Michele Brondino è un classe 1934 ed è nato a Fossano, dove risiede ancora oggi. Nacque in una famiglia di campagna, nella frazione di San Sebastiano. I genitori avevano sette figli, tre maschi e quattro femmine. Gli anni spensierati a giocare e divertirsi nei campi, assaporando l’aria della libertà finirono troppo presto. Infatti, il padre morì nel 1941 e la madre, dovendosi occupare della cascina, non poteva più badare ai figli e perciò fu costretta ad affidarli al collegio cittadino. Michele e Giovanni finirono quindi in orfanotrofio, Istituto gestito da suore. Il più grande invece, di nome Giuseppe, fu mandato a lavorare. Poco dopo essere arrivati, Giovanni di tre anni più grande, lo convinse a fuggire dal collegio per ritornare dalla madre. Tuttavia, la loro fuga non poteva essere duratura e vennero riportati in quel luogo per loro nemico. La punizione per quel comportamento fu estremamente severa, anzi crudele. Non solo dovettero andare a dormire per una settimana senza cena, dormire su assi di legno e obbligati a rimanere contro un muro a guardare gli altri bambini giocare nel cortile. Infatti, ad entrambi vennero legate le mani dietro la schiena e poi gli fecero tenere le mele che la nonna aveva portato loro dopo una visita. Una vera e propria tortura psicologica, dal momento che dovettero sopportare il fatto che gli altri bambini gli andavano vicino e mangiavano le mele a morsi.
Le disgrazie familiari però non finirono lì e nel 1942 persero anche la madre. Lo zio divenne il loro tutore che però gli permise di studiare con i soldi ricavati dalla vendita della cascina ed infatti Michele riuscì persino a laurearsi all’Università di Torino.

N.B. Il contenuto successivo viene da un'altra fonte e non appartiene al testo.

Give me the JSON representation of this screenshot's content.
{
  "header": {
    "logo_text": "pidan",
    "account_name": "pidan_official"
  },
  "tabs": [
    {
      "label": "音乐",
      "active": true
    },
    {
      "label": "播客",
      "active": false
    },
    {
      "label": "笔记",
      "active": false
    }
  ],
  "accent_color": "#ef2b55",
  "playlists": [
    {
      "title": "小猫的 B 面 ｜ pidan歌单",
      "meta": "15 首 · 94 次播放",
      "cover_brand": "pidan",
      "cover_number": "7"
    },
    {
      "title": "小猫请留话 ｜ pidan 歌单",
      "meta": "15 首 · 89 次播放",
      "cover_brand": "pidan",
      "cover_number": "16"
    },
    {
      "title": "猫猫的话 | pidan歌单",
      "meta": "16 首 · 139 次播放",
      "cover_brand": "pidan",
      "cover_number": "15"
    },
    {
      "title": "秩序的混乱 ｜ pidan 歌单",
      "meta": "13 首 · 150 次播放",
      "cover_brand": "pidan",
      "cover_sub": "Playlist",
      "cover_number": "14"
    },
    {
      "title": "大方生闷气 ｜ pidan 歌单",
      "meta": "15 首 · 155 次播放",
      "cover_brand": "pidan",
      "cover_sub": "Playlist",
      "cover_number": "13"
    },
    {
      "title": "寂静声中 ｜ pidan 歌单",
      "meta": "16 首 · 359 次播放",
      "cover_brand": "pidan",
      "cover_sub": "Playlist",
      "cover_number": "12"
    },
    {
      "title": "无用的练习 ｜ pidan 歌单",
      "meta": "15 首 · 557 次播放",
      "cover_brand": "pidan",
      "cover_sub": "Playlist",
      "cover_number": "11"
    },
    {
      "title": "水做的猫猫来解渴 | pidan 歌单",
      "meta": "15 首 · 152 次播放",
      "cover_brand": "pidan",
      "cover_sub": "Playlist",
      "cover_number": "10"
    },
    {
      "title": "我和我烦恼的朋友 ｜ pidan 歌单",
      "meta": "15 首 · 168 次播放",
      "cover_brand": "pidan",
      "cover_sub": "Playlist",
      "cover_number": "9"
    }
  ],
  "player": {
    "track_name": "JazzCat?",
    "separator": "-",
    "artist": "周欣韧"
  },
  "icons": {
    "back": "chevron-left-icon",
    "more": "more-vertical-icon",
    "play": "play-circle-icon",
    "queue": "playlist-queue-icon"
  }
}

Ciò grazie a figure generose e aperte come quella del direttore don Andrea Panero che seppe capire le esigenze di un’educazione più illuminata e umana e assicurò a Michele la sua fiducia e il suo sostegno per portare avanti i suoi studi.
Quello del collegio era un mondo chiuso, separato da tutto ciò che accadeva fuori, persino durante un conflitto mondiale. Infatti, Michele non ricorda fatti significativi della guerra, anche se ovviamente fu per lui un periodo infelice. Nondimeno, in lui riaffiorano alcuni episodi come le incursioni aeree, in particolare il bombardamento della stazione di Fossano, in cui i bambini venivano portati nei sotterranei dell’istituto, ma per loro era più un’ occasione di festa e gioco che di paura e sofferenza. Tra le tante sfortune però, almeno in collegio, non si faceva la fame, tranne nel caso di punizione ovviamente. Infatti, l’orfanotrofio poteva contare sulle rendite provenienti dalle sue numerose cascine.
Per Michele Brondino questa infanzia fatta di sofferenza e chiusura fu un incentivo per superare le chiusure materiali e affettive, per aprirsi al mondo e al confronto con gli altri.